Pria berkumis tebal itu memakai jas abu-abu dan berdasi kupu-kupu merah. Sepatunya dari bahan kulit berwarna coklat. Sangat berbeda dengan para pejabat daerah tersebut yang memakai beskap lengkap dengan keris atau tombak. Itulah Max Havelaar. Ia memperkenalkan diri sebagai asisten residen Lebak yang baru.
"Tuanku Raden Adipati Bupati Banten Kidul dan sekalian para Raden Demang yang menjadi kepala distrik di daerah ini. Tuan Raden Jaksa yang bekerja menegakkan keadilan, dan Tuan Raden Kliwon yang menjalankan kekuasaan di ibukota, dan sekalian para Raden, Mantri, serta sekalian para kepala di daerah Banten Kidul, terimalah salam takzim saya," katanya.
Max kemudian berpidato. Isinya langsung menukik ke masalah kacaunya roda pemerintahan daerah. Ia menyindir para “raja kecil” itu yang tega menghisap hak orang miskin dan menahan upah kerja mereka. Pembantu residen itu juga menyinggung warga Lebak yang kelaparan hingga lebih memilih bekerja di daerah lain, dan tak memilih mati di tanah kelahirannya sendiri.
Rentetan ucapan Max itu beberapa kali mengusik para tamu. Mereka saling berpandangan dan duduk gelisah. Dak! Seorang pejabat yang duduk dekat Max marah. Ia menghantamkan ujung tombaknya dengan keras ke lantai.
Pidato tokoh karangan Multatuli, yang bernama asli Eduard Douwes Dekker, itu bergema lagi. Selasa malam lalu, di Gedung Kesenian Dewi Asri, Sekolah Seni Tinggi Seni Indonesia, Bandung, Teater Payung Hitam menampilkannya dalam bentuk drama bertajuk Max Havelaar.
Sebelumnya, sutradara Rachman Sabur atau akrab disapa Babeh itu, pernah mementaskan lakon tersebut pada 1984. Naskahnya sama-sama memakai pidato Max Havelaar hasil terjemahan pujangga HB Jassin. Tapi, kali ini Teater Payung Hitam mengemas karya lawasnya itu dengan warna baru.
Dulu, pidato selama setengah jam itu dibawakan monolog. Sekarang, belasan pemain lain ikut berinteraksi tanpa suara. Hanya dengan gerak tubuh, mereka membangun suasana ketika Gaus F.M. yang berperan sebagai Max Havelaar menyampaikan orasi.
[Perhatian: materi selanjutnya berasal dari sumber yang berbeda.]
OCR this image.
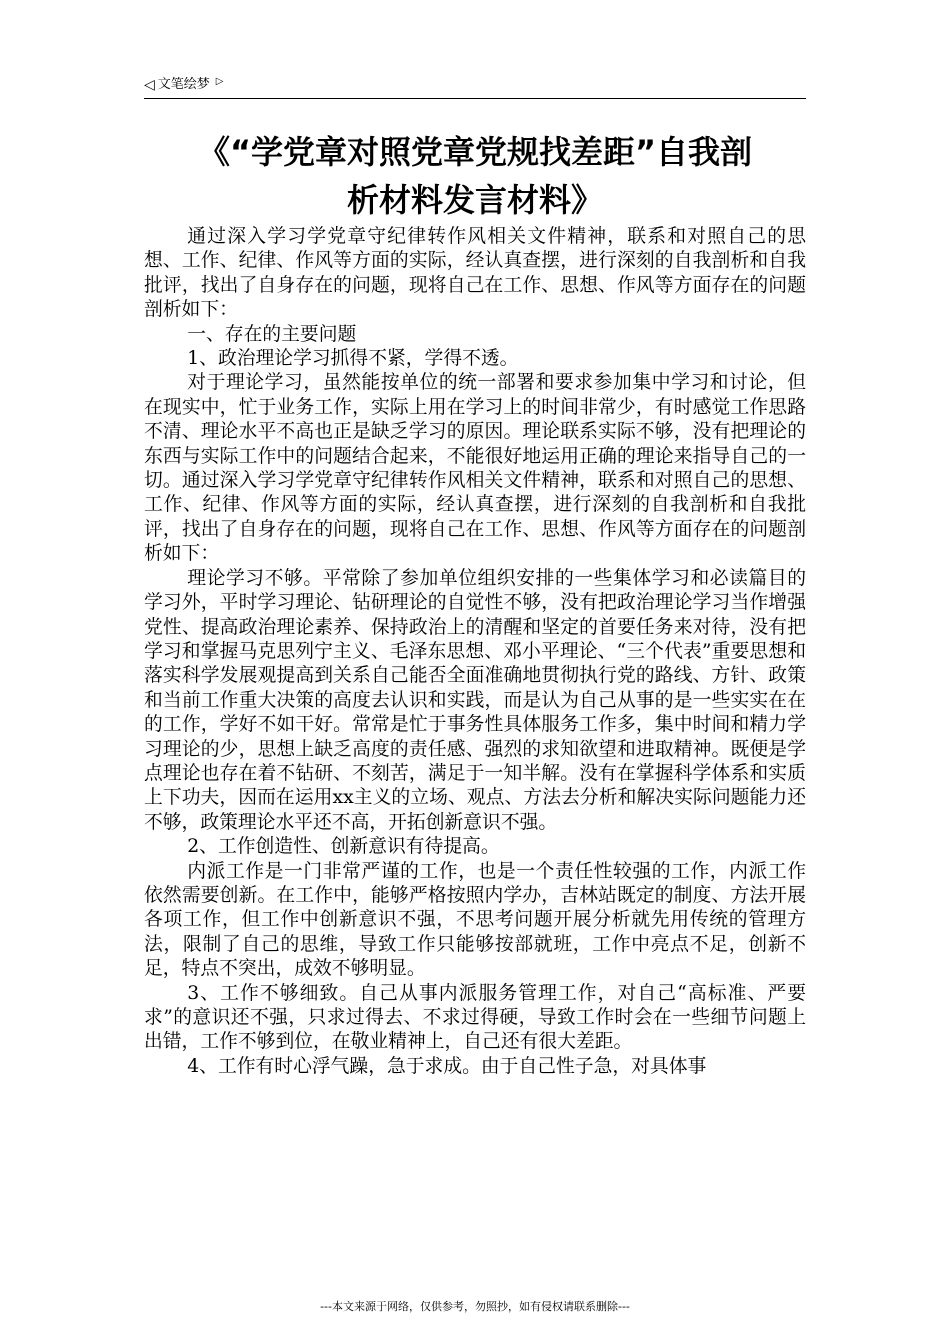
◁ 文笔绘梦 ▷
《“学党章对照党章党规找差距”自我剖
析材料发言材料》

通过深入学习学党章守纪律转作风相关文件精神，联系和对照自己的思想、工作、纪律、作风等方面的实际，经认真查摆，进行深刻的自我剖析和自我批评，找出了自身存在的问题，现将自己在工作、思想、作风等方面存在的问题剖析如下：

一、存在的主要问题

1、政治理论学习抓得不紧，学得不透。

对于理论学习，虽然能按单位的统一部署和要求参加集中学习和讨论，但在现实中，忙于业务工作，实际上用在学习上的时间非常少，有时感觉工作思路不清、理论水平不高也正是缺乏学习的原因。理论联系实际不够，没有把理论的东西与实际工作中的问题结合起来，不能很好地运用正确的理论来指导自己的一切。通过深入学习学党章守纪律转作风相关文件精神，联系和对照自己的思想、工作、纪律、作风等方面的实际，经认真查摆，进行深刻的自我剖析和自我批评，找出了自身存在的问题，现将自己在工作、思想、作风等方面存在的问题剖析如下：

理论学习不够。平常除了参加单位组织安排的一些集体学习和必读篇目的学习外，平时学习理论、钻研理论的自觉性不够，没有把政治理论学习当作增强党性、提高政治理论素养、保持政治上的清醒和坚定的首要任务来对待，没有把学习和掌握马克思列宁主义、毛泽东思想、邓小平理论、“三个代表”重要思想和落实科学发展观提高到关系自己能否全面准确地贯彻执行党的路线、方针、政策和当前工作重大决策的高度去认识和实践，而是认为自己从事的是一些实实在在的工作，学好不如干好。常常是忙于事务性具体服务工作多，集中时间和精力学习理论的少，思想上缺乏高度的责任感、强烈的求知欲望和进取精神。既便是学点理论也存在着不钻研、不刻苦，满足于一知半解。没有在掌握科学体系和实质上下功夫，因而在运用xx主义的立场、观点、方法去分析和解决实际问题能力还不够，政策理论水平还不高，开拓创新意识不强。

2、工作创造性、创新意识有待提高。

内派工作是一门非常严谨的工作，也是一个责任性较强的工作，内派工作依然需要创新。在工作中，能够严格按照内学办，吉林站既定的制度、方法开展各项工作，但工作中创新意识不强，不思考问题开展分析就先用传统的管理方法，限制了自己的思维，导致工作只能够按部就班，工作中亮点不足，创新不足，特点不突出，成效不够明显。

3、工作不够细致。自己从事内派服务管理工作，对自己“高标准、严要求”的意识还不强，只求过得去、不求过得硬，导致工作时会在一些细节问题上出错，工作不够到位，在敬业精神上，自己还有很大差距。

4、工作有时心浮气躁，急于求成。由于自己性子急，对具体事

---本文来源于网络，仅供参考，勿照抄，如有侵权请联系删除---
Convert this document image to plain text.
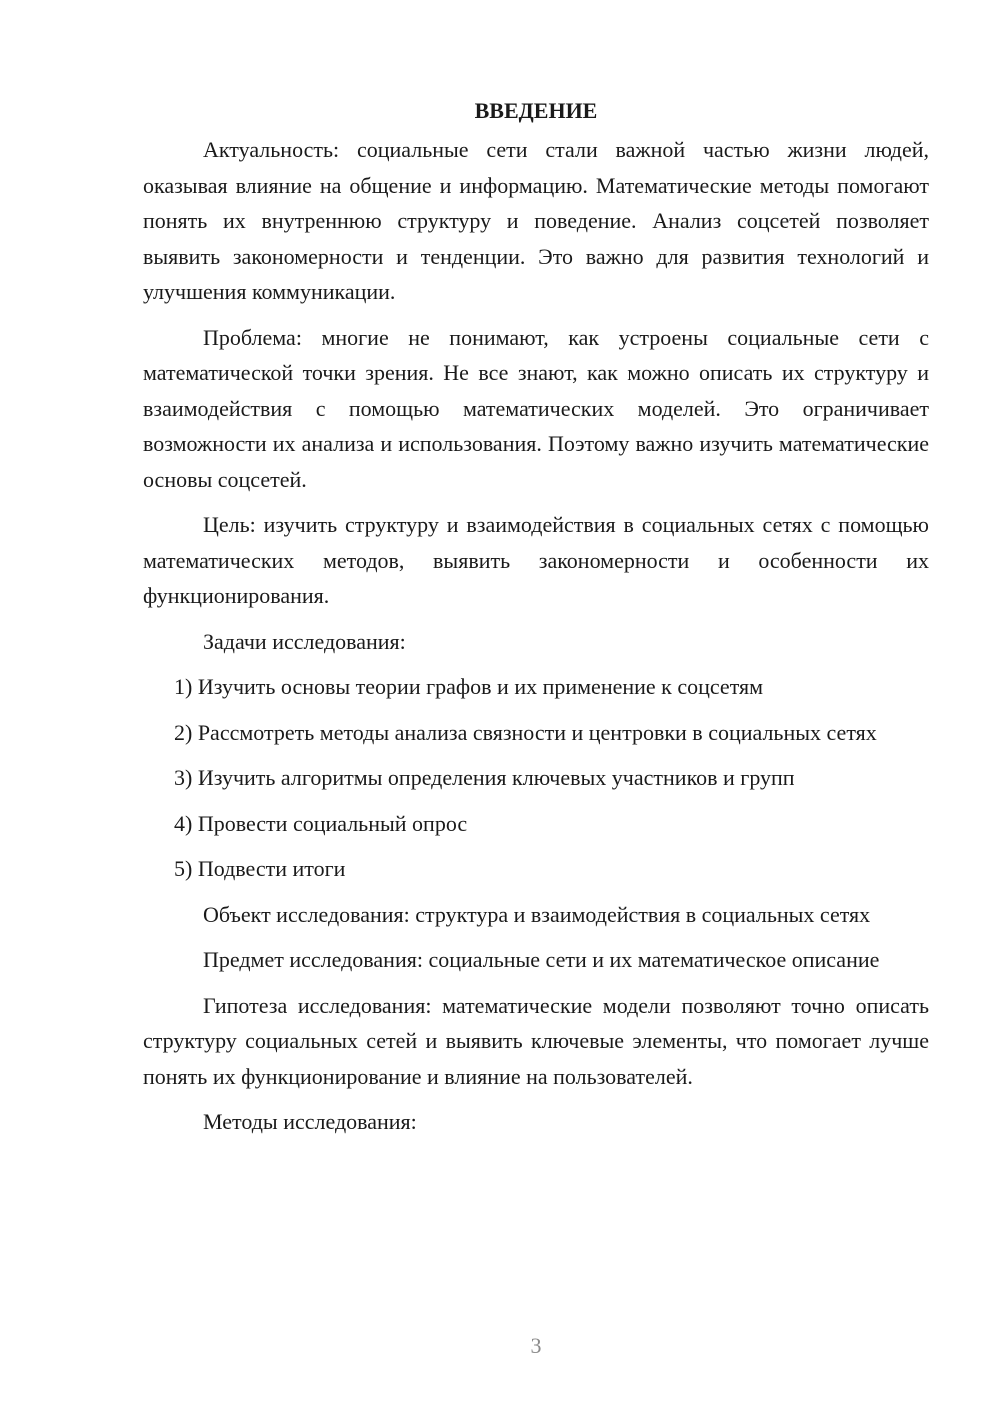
ВВЕДЕНИЕ

Актуальность: социальные сети стали важной частью жизни людей, оказывая влияние на общение и информацию. Математические методы помогают понять их внутреннюю структуру и поведение. Анализ соцсетей позволяет выявить закономерности и тенденции. Это важно для развития технологий и улучшения коммуникации.

Проблема: многие не понимают, как устроены социальные сети с математической точки зрения. Не все знают, как можно описать их структуру и взаимодействия с помощью математических моделей. Это ограничивает возможности их анализа и использования. Поэтому важно изучить математические основы соцсетей.

Цель: изучить структуру и взаимодействия в социальных сетях с помощью математических методов, выявить закономерности и особенности их функционирования.

Задачи исследования:

1) Изучить основы теории графов и их применение к соцсетям

2) Рассмотреть методы анализа связности и центровки в социальных сетях

3) Изучить алгоритмы определения ключевых участников и групп

4) Провести социальный опрос

5) Подвести итоги

Объект исследования: структура и взаимодействия в социальных сетях

Предмет исследования: социальные сети и их математическое описание

Гипотеза исследования: математические модели позволяют точно описать структуру социальных сетей и выявить ключевые элементы, что помогает лучше понять их функционирование и влияние на пользователей.

Методы исследования:

3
Babeh memadukan bahasa verbal dan non verbal atau gerak yang belakangan ini jadi ciri khas kelompok teater berumur 28 tahun itu. "Ini sisi lain dari kerinduan saya dalam menggarap dan memainkan drama-drama verbal," ujarnya seusai pertunjukan.
Pidato Max Havelaar diangkatnya kembali untuk menanggapi kondisi bangsa ini, seperti kelaparan, korupsi, penindasan, pengangguran, muncul akibat keserakahan penguasa. "Isi pidato itu dengan kondisi sekarang sangat relevan," kata Babeh.
Dalam pertunjukannya, ia sengaja menyembunyikan wajah penguasa itu di balik topeng. Selain tak ingin jelas menunjuk pejabat tertentu, ia merasa tetap perlu menghormati para penguasa lalim yang telah wafat.
Buku Max Havelaar, yang terbit pada 1860 itu, berkisah tentang kesengsaraan penduduk Lebak, ibukota Rangkasbitung dulu, di era kolonial Belanda. Tiga pencerita, salah satunya Max Havelaar, menentang kezaliman penguasa pribumi dan bangsanya sendiri kepada warga Lebak. Banyak yang percaya, kisah fiktif itu ditulis berdasarkan kisah nyata Douwes Dekker ketika menjabat sebagai asisten residen Lebak pada 1856.
Untuk merangkai kaitan kondisi zaman itu dengan masa kini, Teater Payung Hitam menampilkan tayangan multimedia di layar latar. Saat membuka pementasan, muncul foto-foto hitam putih suasana masyarakat pedesaan hingga kuli pribumi di zaman kolonialisme.
Sebagai penutup, giliran kliping berita koran tentang kebijakan pemerintah seperti kenaikan harga bahan bakar minyak yang muncul bergantian di layar. "Zaman kolonial selesai, tapi rakyat kini masih ditindas kebijakan pemerintah. Kita sudah kehilangan panutan, inspirasi, semangat, untuk membangun bangsa ini lebih baik lagi," katanya.
Setelah Bandung, Teater Payung Hitam akan memainkan lakon itu kembali di Universitas Tirtayasa Serang, Banten, besok dan Erasmus Huis Jakarta pada 3 Mei mendatang.